Inheritance planning is a two-way street. As the giver, you have to inventory your assets and arrange for effective transfers. However, it is not as simple as slicing up a pie and handing out slices in the identical fashion to all recipients. The way that you hand out each slice is part of the equation. With this in mind, let’s take a look at the difference between a last will and a special needs trust in Cincinnati OH.
The most commonly utilized vehicle of asset transfer in the field of estate planning is the last will and testament. A last will is used to arrange for the distribution of assets that are in your personal possession at the time of your death.
There can be other interested parties beside the heirs to the estate. Creditors, including the tax man, could have claims against your estate. For this reason, the estate must pass through the legal process of probate before the heirs can receive their inheritances.
Probate can be time-consuming and expensive, and people often choose to avoid it. This however is a topic for another blog post.
Providing for an Heir With Special Needs
Now that we have touched upon the probate process let’s take a look at last wills and people with special needs.

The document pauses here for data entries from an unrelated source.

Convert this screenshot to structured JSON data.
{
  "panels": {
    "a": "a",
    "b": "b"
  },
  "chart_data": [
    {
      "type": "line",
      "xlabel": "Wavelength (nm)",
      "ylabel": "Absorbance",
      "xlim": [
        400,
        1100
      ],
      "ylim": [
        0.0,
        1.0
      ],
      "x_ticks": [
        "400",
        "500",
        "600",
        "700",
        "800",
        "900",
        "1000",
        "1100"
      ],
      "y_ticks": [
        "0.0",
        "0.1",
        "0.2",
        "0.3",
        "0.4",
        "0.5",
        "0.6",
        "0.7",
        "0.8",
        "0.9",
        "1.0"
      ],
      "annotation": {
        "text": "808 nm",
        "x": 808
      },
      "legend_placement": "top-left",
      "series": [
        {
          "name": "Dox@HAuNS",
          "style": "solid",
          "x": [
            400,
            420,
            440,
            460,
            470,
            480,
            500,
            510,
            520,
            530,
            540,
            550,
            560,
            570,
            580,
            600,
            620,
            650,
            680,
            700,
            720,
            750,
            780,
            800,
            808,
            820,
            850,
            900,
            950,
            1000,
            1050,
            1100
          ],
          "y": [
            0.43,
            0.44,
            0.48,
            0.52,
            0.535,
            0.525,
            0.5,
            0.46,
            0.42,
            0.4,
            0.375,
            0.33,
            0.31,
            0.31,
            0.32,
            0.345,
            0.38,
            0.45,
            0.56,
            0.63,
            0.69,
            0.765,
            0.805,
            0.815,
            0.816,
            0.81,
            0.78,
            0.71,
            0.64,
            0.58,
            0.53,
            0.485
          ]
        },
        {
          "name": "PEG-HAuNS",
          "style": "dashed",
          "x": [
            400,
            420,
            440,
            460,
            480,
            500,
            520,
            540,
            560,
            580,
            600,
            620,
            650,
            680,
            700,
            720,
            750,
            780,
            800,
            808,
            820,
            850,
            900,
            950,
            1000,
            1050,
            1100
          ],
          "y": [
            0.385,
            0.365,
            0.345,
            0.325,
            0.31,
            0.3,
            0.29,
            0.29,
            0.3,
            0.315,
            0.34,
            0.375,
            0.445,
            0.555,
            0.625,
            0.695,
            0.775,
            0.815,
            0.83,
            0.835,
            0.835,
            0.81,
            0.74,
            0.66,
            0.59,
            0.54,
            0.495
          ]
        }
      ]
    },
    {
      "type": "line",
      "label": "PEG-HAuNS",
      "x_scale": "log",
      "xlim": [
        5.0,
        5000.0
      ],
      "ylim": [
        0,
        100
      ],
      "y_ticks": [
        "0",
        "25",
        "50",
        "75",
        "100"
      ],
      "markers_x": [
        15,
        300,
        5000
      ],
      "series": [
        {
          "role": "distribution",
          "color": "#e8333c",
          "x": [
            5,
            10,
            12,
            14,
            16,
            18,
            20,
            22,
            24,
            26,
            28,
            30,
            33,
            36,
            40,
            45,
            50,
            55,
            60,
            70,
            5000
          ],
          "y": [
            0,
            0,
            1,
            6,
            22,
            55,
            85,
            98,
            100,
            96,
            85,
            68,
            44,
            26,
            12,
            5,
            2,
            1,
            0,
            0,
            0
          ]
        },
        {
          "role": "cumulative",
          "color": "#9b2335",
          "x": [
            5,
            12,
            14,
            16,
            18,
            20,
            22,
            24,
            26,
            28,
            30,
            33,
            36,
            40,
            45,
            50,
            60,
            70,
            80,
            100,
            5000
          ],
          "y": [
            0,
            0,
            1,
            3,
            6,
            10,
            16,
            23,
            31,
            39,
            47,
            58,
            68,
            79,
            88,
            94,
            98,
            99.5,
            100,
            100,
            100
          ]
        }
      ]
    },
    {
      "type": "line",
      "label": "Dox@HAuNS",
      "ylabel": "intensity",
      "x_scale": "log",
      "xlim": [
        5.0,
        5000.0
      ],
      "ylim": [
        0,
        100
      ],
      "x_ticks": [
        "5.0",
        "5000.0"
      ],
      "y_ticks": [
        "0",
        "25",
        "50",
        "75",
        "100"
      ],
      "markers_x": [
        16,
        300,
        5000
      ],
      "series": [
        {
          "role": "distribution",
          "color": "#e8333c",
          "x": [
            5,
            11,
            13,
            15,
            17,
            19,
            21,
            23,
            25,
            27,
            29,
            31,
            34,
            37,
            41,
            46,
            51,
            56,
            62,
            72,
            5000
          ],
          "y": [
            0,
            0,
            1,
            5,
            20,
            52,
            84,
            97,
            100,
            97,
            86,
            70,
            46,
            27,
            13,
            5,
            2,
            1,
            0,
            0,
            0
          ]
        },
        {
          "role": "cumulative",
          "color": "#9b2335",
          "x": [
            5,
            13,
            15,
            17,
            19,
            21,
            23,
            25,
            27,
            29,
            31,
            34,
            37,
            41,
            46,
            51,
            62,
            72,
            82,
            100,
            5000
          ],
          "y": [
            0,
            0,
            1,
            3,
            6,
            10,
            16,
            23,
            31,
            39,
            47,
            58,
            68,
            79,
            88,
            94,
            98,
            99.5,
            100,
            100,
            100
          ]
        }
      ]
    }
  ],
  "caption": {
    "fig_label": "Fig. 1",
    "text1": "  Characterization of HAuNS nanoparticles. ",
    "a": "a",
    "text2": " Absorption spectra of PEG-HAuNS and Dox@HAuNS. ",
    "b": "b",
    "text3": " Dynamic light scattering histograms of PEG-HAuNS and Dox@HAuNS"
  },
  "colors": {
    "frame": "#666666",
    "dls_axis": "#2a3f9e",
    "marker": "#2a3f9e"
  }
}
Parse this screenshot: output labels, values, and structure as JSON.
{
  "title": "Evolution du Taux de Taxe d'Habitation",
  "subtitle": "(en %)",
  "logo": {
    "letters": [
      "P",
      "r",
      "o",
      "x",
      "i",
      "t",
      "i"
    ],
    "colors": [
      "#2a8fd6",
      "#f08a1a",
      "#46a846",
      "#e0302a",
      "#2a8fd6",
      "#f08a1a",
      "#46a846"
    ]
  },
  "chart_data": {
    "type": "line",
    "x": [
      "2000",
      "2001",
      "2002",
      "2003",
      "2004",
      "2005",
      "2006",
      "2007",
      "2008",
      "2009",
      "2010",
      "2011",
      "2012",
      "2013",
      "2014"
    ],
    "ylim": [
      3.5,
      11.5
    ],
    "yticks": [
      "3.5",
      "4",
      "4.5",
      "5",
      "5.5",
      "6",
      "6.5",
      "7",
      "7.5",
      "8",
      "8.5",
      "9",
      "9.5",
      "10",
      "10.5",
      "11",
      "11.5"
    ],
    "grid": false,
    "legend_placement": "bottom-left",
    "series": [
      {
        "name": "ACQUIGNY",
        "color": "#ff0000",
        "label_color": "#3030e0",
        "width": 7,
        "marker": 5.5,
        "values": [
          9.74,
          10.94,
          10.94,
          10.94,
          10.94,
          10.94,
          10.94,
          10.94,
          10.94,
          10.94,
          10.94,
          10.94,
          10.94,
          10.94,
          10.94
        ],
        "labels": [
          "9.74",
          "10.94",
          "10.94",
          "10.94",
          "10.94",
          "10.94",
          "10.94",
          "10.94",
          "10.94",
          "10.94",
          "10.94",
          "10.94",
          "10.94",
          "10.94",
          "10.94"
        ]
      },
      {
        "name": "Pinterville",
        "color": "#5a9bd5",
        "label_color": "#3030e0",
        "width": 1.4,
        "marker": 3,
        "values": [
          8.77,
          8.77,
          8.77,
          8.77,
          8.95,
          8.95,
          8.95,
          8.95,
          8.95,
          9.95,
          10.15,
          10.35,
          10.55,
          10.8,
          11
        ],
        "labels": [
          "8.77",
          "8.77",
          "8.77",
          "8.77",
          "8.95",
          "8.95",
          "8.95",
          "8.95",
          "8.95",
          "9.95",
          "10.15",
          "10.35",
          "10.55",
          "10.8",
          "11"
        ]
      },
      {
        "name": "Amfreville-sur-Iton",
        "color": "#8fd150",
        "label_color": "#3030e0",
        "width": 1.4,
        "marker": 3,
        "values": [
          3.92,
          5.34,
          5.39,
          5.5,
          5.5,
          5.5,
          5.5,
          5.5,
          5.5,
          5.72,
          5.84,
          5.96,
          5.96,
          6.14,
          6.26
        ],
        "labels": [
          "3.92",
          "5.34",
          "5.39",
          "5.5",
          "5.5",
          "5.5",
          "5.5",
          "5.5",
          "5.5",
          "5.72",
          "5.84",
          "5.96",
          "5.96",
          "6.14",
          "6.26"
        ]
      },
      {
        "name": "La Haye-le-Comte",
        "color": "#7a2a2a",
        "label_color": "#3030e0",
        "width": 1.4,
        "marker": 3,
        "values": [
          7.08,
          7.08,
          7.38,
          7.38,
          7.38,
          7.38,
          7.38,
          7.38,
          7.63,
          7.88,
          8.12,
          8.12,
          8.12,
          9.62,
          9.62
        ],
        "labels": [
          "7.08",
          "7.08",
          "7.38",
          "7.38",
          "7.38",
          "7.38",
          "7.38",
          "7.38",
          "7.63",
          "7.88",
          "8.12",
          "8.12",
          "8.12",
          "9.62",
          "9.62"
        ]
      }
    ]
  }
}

You may see absolutely nothing wrong with naming someone with a disability in your last will. It is simply an act of generosity. However, if you use a last will to provide an inheritance to someone who has a disability, you may be doing more harm than good.
Most people who have special needs are receiving government benefits, including Medicaid and Supplemental Security Income (SSI).
It can cost literally millions of dollars over a lifetime to provide care for someone with special needs. These benefits are invaluable to those who are receiving them.
Programs like Medicaid and Supplemental Security Income are need-based. If you are in possession of resources that exceed $2000, you cannot qualify for Medicaid.
As a result, if a person who was receiving these benefits inherited a gift directly, his or her benefit eligibility could be lost until the inheritance was used up. In the end, the gift was useless.
Special Needs Trust in Cincinnati OH or Supplemental Trusts
If you have a person on your inheritance list who is receiving government benefits due to a disability, you can assist this individual by creating a special needs or supplemental trust for his or her benefit.
You can name a third party trustee who administers the assets that have been conveyed into the trust. Under program rules, the trustee may use trust assets for certain purposes that improve the quality of life of the beneficiary.
Because of the nature of these expenditures however, the individual does not jeopardize his or her eligibility for government benefits.